Carlyle will pay 11.5 billion yen ($149 million) to buy Japan’s N.I.C. Corp., which provides medical administrative and staffing services, Reuters reported. The firm teamed up with N.I.C. management on the buyout. Carlyle, the only major private equity firm with a Japan-focused, yen-denominated investment fund, manages the 165.6 billion yen Carlyle Japan Partners II fund.
(Reuters) – Global private equity firm Carlyle said it would buy Japan’s N.I.C. Corp , which provides medical administrative and staffing services, for 11.5 billion yen ($149 million) as it targets mid-sized Japanese firms.
Carlyle, which teamed up with N.I.C.’s management in the buyout, said it would provide 7 billion yen of its own cash for the deal and borrow 5.4 billion yen from Sumitomo Mitsui Banking Corp.
The deal follows Carlyle’s purchase of ball bearing maker Tsubaki Nakashima Co for around $800 million earlier this year, which was an exceptionally large deal in a country where big companies remain reluctant to spin off non-core assets.
Carlyle, the only major private equity firm with a Japan-focused, yen-denominated investment fund, manages the 165.6 billion yen Carlyle Japan Partners II fund.

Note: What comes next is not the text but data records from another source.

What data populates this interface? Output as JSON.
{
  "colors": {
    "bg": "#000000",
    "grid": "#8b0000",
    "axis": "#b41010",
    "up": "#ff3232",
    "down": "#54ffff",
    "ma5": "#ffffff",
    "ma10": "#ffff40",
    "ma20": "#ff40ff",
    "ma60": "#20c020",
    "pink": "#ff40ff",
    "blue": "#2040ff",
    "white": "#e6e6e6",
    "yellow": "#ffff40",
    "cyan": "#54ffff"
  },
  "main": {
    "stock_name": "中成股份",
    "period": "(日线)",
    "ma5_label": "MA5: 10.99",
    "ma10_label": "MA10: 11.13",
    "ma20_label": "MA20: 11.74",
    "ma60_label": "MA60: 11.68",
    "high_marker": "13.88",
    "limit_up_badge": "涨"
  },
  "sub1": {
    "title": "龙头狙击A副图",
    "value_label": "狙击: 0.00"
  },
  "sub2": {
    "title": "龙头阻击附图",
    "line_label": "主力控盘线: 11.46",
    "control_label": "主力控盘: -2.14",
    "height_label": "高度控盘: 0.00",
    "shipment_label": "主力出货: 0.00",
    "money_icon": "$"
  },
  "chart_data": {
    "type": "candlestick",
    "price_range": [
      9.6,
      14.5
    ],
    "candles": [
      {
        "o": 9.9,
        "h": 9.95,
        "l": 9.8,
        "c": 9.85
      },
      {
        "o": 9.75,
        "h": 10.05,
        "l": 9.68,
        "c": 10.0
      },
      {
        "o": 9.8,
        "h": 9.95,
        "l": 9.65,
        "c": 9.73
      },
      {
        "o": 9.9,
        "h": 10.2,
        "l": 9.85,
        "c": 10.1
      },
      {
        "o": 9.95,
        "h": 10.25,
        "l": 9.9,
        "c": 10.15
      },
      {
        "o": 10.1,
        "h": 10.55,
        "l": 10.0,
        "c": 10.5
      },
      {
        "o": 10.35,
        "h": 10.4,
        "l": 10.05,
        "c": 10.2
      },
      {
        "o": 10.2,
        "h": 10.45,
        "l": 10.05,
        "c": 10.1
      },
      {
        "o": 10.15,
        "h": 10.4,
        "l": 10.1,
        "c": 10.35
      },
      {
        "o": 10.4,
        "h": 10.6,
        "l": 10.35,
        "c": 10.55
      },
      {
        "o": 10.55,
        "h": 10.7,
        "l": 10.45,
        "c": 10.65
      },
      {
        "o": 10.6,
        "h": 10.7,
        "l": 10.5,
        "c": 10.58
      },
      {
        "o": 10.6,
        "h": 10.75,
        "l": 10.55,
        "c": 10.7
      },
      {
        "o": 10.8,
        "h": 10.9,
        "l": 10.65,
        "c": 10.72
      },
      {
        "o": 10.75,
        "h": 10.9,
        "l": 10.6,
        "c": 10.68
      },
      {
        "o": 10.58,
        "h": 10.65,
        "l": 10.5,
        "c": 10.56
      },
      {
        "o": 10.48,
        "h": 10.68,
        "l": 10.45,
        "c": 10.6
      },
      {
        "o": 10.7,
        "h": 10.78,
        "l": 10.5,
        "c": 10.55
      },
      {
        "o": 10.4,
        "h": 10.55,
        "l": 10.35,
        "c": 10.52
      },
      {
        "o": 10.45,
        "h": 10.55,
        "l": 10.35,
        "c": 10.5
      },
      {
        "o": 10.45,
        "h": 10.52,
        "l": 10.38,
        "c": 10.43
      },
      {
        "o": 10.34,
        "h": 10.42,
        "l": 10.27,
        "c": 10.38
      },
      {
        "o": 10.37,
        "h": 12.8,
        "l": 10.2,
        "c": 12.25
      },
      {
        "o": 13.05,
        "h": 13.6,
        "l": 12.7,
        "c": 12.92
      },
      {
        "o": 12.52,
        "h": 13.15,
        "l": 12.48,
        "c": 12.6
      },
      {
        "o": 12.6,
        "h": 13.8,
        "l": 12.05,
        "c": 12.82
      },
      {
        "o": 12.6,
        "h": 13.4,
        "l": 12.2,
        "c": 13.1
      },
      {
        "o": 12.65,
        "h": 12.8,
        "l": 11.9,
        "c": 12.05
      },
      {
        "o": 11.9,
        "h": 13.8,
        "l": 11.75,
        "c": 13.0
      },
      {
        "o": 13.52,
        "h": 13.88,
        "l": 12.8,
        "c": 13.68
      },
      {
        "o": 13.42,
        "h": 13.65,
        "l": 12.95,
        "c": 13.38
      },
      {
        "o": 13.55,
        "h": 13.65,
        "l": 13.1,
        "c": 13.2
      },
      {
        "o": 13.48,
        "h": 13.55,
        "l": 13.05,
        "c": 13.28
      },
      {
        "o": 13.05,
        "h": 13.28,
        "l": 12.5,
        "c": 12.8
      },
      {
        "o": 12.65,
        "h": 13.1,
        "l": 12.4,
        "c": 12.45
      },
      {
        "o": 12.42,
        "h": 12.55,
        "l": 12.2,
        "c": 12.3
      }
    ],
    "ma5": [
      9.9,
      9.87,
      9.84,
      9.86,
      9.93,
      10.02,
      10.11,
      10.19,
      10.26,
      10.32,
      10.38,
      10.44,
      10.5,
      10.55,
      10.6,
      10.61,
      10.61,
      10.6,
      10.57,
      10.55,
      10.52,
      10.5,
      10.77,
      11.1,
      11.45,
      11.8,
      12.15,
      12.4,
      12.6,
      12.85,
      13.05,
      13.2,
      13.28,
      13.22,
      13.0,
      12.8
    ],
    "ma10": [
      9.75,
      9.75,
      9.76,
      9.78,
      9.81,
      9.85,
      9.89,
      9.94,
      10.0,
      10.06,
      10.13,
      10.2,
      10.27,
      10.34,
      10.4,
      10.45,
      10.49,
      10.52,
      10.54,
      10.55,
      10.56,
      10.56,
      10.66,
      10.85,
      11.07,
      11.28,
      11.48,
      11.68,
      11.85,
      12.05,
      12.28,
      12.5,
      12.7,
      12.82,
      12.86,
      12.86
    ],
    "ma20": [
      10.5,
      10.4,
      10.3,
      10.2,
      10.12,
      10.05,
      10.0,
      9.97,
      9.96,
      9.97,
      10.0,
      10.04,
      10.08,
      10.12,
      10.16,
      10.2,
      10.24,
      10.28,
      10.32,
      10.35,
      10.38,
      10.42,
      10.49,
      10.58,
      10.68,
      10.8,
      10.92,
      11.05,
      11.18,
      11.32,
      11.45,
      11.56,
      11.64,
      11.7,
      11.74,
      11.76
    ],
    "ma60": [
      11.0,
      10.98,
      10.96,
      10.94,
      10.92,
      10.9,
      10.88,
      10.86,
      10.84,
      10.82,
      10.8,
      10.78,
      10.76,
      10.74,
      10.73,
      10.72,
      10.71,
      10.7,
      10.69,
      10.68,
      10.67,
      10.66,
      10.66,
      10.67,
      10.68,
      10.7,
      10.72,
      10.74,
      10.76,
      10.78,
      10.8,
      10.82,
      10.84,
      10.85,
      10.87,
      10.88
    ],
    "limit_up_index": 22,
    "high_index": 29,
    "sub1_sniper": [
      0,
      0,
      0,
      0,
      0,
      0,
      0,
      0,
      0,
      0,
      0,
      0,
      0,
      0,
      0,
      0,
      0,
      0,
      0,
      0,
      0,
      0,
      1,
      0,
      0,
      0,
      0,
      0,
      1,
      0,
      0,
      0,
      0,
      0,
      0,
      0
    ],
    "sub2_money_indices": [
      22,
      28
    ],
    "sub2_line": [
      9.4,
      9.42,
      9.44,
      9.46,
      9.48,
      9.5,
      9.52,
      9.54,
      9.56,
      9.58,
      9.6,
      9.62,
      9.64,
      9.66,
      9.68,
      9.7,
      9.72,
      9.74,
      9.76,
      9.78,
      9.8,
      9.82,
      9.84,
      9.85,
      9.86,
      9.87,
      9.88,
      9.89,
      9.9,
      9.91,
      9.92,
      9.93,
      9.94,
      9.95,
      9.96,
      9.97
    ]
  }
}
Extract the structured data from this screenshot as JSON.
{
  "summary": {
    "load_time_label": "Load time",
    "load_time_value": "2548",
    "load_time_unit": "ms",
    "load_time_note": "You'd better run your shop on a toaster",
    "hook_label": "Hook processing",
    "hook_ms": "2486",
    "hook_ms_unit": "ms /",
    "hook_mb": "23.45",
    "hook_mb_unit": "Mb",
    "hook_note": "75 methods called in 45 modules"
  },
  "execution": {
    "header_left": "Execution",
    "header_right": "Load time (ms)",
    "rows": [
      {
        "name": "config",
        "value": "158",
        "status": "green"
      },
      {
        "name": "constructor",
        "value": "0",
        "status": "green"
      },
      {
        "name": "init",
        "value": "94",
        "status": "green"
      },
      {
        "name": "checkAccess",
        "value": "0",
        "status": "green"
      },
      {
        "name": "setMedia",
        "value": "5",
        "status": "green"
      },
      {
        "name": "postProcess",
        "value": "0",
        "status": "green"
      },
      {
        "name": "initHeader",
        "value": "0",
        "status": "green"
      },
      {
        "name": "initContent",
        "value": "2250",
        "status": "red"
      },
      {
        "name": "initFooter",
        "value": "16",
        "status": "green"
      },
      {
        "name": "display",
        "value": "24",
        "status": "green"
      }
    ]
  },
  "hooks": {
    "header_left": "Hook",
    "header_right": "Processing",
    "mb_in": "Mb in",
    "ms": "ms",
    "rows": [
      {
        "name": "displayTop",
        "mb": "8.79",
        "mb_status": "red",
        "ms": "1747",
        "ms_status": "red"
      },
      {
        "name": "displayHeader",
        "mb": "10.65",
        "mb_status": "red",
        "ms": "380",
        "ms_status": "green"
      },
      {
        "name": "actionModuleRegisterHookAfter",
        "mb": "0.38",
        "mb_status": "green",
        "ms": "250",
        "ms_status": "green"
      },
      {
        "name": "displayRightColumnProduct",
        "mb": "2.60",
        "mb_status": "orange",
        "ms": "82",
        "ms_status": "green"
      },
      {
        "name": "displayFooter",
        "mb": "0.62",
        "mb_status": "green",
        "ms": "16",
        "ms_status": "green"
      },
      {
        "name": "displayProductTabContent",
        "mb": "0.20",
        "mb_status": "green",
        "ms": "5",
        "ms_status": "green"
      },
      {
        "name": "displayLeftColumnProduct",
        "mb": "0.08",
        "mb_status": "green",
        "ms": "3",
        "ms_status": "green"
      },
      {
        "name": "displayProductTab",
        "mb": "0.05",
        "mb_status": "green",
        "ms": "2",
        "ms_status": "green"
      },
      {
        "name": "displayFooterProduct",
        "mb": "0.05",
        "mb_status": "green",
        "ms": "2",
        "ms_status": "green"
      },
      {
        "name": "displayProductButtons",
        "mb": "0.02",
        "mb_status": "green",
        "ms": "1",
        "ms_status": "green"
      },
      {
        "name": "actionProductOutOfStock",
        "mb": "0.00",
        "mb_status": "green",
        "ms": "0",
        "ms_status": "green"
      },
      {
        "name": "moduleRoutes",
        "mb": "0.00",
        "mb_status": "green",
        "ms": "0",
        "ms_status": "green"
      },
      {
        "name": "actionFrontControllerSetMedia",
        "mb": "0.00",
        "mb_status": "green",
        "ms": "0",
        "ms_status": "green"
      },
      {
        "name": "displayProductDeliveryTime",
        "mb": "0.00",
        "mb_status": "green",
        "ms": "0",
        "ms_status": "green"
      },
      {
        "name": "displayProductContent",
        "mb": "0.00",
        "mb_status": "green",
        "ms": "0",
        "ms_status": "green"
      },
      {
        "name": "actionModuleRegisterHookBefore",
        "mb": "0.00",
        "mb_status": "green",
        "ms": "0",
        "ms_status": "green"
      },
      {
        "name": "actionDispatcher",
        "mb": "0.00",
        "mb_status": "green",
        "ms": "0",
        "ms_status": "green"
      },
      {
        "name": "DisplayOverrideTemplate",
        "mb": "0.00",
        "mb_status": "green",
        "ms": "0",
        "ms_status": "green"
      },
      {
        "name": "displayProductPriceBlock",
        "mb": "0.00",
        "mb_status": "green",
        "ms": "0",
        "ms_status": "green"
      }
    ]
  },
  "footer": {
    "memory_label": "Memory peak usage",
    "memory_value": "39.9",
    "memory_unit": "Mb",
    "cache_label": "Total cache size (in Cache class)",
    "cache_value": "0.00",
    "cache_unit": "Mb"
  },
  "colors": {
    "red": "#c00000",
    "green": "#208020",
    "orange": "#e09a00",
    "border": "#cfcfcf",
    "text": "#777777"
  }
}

N.I.C. said it has been struggling with sluggish earnings and a weak share price, which has fallen more than 10 percent this year compared with a 2 percent drop in the Tokyo stock exchange’s service sector index .
“Our stock was not received well among investors and we did not want to cause any further trouble for our shareholders,” said Junichi Arai, CEO of Tokyo-based N.I.C.
Prior to the N.I.C. deal, 14 Japan-listed companies had become targets for management buyouts this year, already matching the number of transactions for all of last year, according to Thomson Reuters data.
The value of such transactions so far this year, at 196.2 billion yen, is almost double last year’s total.